The highly personal nature of A Gathering allows the editor to shine a light on some lesser-known works. His self-imposed rules for inclusion were that the poets had to be born before the Second World War and to be no longer alive, which may or may not be setting the scene for a future anthology of Alexander McCall Smith’s favourite living Scottish poets, but allowed him to dart as far back in time (making stops for Hogg, Stevenson and Walter Scott) as those 16th-century cornerstones of Scottish literature William Dunbar and George Buchanan, as well as Mary, Queen of Scots, not generally known as a poet but certainly capable of turning her hand to a serviceable sonnet when the need arose.

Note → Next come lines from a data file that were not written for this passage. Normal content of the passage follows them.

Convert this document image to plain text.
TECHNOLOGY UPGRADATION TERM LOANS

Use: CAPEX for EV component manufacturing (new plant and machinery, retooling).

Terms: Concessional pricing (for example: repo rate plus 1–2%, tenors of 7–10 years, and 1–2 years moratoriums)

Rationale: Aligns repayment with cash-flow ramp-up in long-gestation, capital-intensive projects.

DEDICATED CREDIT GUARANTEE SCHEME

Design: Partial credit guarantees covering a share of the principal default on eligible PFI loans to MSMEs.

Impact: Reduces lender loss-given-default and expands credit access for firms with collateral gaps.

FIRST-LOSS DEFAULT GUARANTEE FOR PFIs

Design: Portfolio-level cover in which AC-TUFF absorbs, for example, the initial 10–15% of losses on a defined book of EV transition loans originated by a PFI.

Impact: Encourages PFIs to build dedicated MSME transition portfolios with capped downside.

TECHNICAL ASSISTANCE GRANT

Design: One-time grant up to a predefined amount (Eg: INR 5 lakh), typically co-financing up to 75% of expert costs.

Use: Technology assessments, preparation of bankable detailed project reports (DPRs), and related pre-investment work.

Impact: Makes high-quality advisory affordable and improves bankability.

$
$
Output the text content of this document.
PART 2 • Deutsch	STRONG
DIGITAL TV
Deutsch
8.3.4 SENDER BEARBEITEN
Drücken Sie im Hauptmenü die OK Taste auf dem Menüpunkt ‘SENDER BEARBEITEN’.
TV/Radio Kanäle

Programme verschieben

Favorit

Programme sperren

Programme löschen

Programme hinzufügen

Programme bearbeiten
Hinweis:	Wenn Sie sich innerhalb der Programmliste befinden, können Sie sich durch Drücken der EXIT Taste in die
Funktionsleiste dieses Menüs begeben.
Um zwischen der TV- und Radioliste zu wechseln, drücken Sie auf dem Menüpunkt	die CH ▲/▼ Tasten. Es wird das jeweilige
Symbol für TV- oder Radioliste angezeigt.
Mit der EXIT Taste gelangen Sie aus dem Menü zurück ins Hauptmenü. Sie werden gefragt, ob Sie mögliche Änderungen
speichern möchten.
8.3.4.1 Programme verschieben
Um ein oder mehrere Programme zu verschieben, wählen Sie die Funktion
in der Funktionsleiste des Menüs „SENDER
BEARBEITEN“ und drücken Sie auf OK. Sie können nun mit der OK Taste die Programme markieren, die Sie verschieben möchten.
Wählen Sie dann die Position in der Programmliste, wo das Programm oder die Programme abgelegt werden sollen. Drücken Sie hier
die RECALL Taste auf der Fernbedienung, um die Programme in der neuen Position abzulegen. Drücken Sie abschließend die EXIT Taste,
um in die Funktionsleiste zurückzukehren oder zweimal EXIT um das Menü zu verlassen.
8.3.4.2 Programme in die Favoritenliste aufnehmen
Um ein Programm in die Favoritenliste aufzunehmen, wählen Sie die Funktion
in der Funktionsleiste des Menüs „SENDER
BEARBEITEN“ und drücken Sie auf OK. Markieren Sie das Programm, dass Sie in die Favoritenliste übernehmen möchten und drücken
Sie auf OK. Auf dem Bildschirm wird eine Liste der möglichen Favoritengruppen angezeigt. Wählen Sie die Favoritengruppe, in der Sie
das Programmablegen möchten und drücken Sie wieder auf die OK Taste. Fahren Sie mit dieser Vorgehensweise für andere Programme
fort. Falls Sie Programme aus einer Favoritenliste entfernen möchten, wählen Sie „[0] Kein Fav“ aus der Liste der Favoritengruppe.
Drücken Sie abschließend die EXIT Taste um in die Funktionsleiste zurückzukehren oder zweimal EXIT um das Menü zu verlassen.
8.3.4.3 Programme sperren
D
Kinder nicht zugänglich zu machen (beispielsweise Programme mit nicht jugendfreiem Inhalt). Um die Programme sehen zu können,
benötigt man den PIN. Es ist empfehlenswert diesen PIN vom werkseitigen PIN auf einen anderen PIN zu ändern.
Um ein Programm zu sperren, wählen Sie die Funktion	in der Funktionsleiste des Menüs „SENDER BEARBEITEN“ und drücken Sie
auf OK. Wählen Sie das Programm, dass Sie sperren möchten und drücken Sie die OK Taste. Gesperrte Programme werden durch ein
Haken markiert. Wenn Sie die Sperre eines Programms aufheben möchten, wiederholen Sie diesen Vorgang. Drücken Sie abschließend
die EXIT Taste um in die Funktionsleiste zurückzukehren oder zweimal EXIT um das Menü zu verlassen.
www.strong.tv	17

Possibly the most valuable aspect of this book is the space given to the more obscure Scottish poets of the 20th century. Kate YA Bone’s contribution, which begins “Some ghaists haunt hooses, this ane haunts ma hert”,
definitely deserves to be more widely known. McCall Smith also includes several poems by the impressive Ruthven Todd, who railed in 1940 against Edinburgh’s ghosts, “the masters of my failure”, who nevertheless “helped make me what I am”.
Every reader will find something different to latch on to, but Sir Alexander Gray’s irrepressible rhythmic momentum is a sure highlight. Violet Jacob’s verses too, beg to be declaimed joyfully aloud. Robert Garioch and Nan Shepherd are hardly obscure (the latter featuring on the Royal Bank of Scotland £5 note), but Garioch’s biting wit and Shepherd’s unparalleled ability to evoke the primordial rockiness and dampness of the Cairngorms should never be allowed to drop out of print.
Fans of John Cooper Clarke, meanwhile, will be startled to see how closely Hamish Blair’s Bloody Orkney, believed to have been written when Blair was stationed at Scapa Flow during the Second World War, resembles Clarke’s early classic Evidently Chickentown.